The Fed chief said the FOMC also discussed the “appropriate pace of tapering asset purchases” and said that “while no decisions were made, participants generally view that, so long as the recovery remains on track, a gradual tapering process that concludes around the middle of next year is likely to be appropriate.”
Though nearly ready to get going with tapering, the FOMC continued to signal it is a long way from “lifting off” the zero lower bound for the federal funds rate, though not as far as it was earlier this year.
Once again, there was sharp division among FOMC participants on the timing of liftoff, as shown in the funds rate “dot plot” included in the latest quarterly Summary of Economic Projections. But half of the FOMC participants – nine of 18 – now project one or more increases in the federal funds rate by the end of next year – up from from seven in the June SEP. Two of the eight foresaw two 2022 rate hikes.
The revised median funds rate projection is 0.3% for 2022 and 1.0% for 2023. In June the median projection was 0.1% for 2022 and 0.6% for 2023.
Powell made clear “liftoff” from the zero lower bound will only come after “tapering” has finished. Taking pains to separate the two policies, he said, “the timing and pace of the coming reduction in asset purchases will not be intended to carry a direct signal regarding the timing of interest rate liftoff, for which we have articulated a different and substantially more stringent test.”

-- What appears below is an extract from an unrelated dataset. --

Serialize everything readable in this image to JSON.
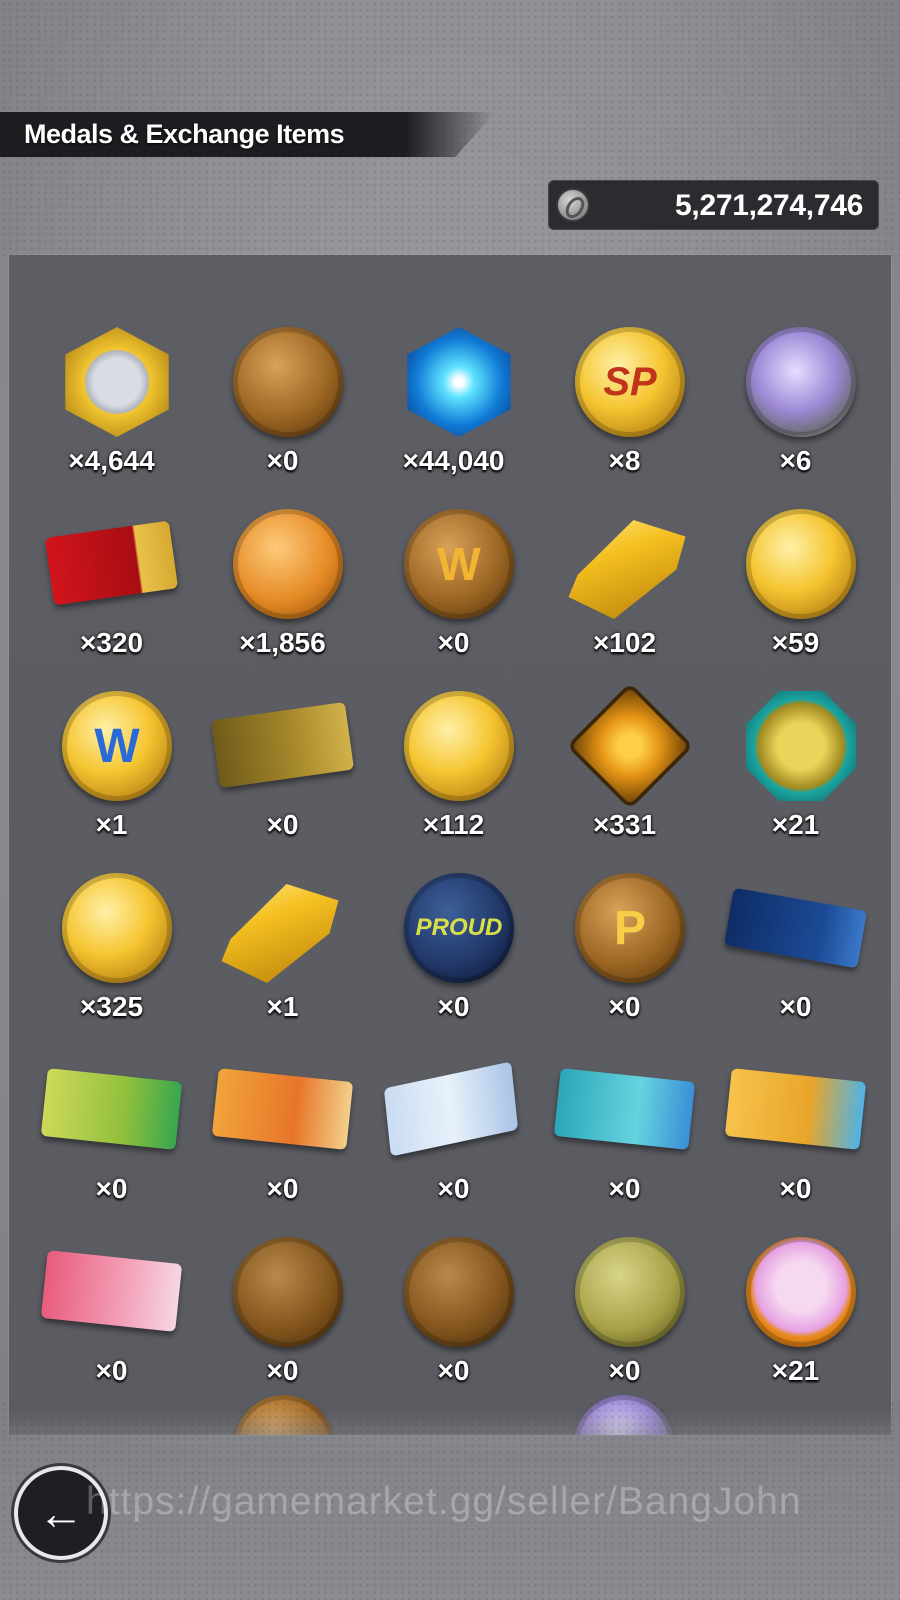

Powell stressed that, even after the FOMC starts raising the funds rate, monetary policy would remain relatively accommodative. “Participants generally expect a gradual pace of policy firming that would leave the level of the federal funds rate below estimates of its longer-run level through 2024.”
Were inflation or other conditions to evolve such that the FOMC felt that monetary policy needed to be tightened sooner, he said the Fed would speed up the pace of tapering rather than begin to raise the funds rate before tapering had been completed.
The latest quarterly SEP includes more optimistic forecasts for growth, unemployment and inflation. Real GDP growth is now projected at 3.8% next year, five tenths higher than in June, before slowing to 2.5% in 2023. The unemployment rate is expected to fall to 3.8% next year and to 3.5% the following year.
After rising an estimated 4.2% this year, PCE inflation is projected to run 2.2% in each of the next two years. Core inflation is projected at 2.1% and 2.2% respectively.
The FOMC’s decision comes against a backdrop of mixed economic indicators for August, colored by renewed public health restrictions in response to rising Covid cases. The labor market continued to improve, but at a much slower pace, as non-farm payrolls increased by a much lower-than-expected 235,000. Corporate purchasing managers reported a slower pace of growth in the non-manufacturing sector. Consumer spending rebounded, with retail sales rising 0.7%, following a July drop.
Meanwhile, there were tentative signs of cooling inflation. The consumer price index rose 0.3% (5.3% higher than a year earlier) last month, after rising 0.5% (5.4% year-over-year) in July. The core CPI’s year-over-year rise slowed from 4.3% to 4.0%. Inflation expectations, which the Fed is keen to keep “well-anchored,” have stayed largely contained.
In its characterization of economic conditions, the FOMC said, “With progress on vaccinations and strong policy support, indicators of economic activity and employment have continued to strengthen…. Progress on vaccinations will likely continue to reduce the effects of the public health crisis on the economy, but risks to the economic outlook remain.”
The FOMC said “inflation is elevated, largely reflecting transitory factors.”
As he has before, Powell said that if inflation pressures or inflation expectations were to prove “troubling” or “persistent” the FOMC “would react.”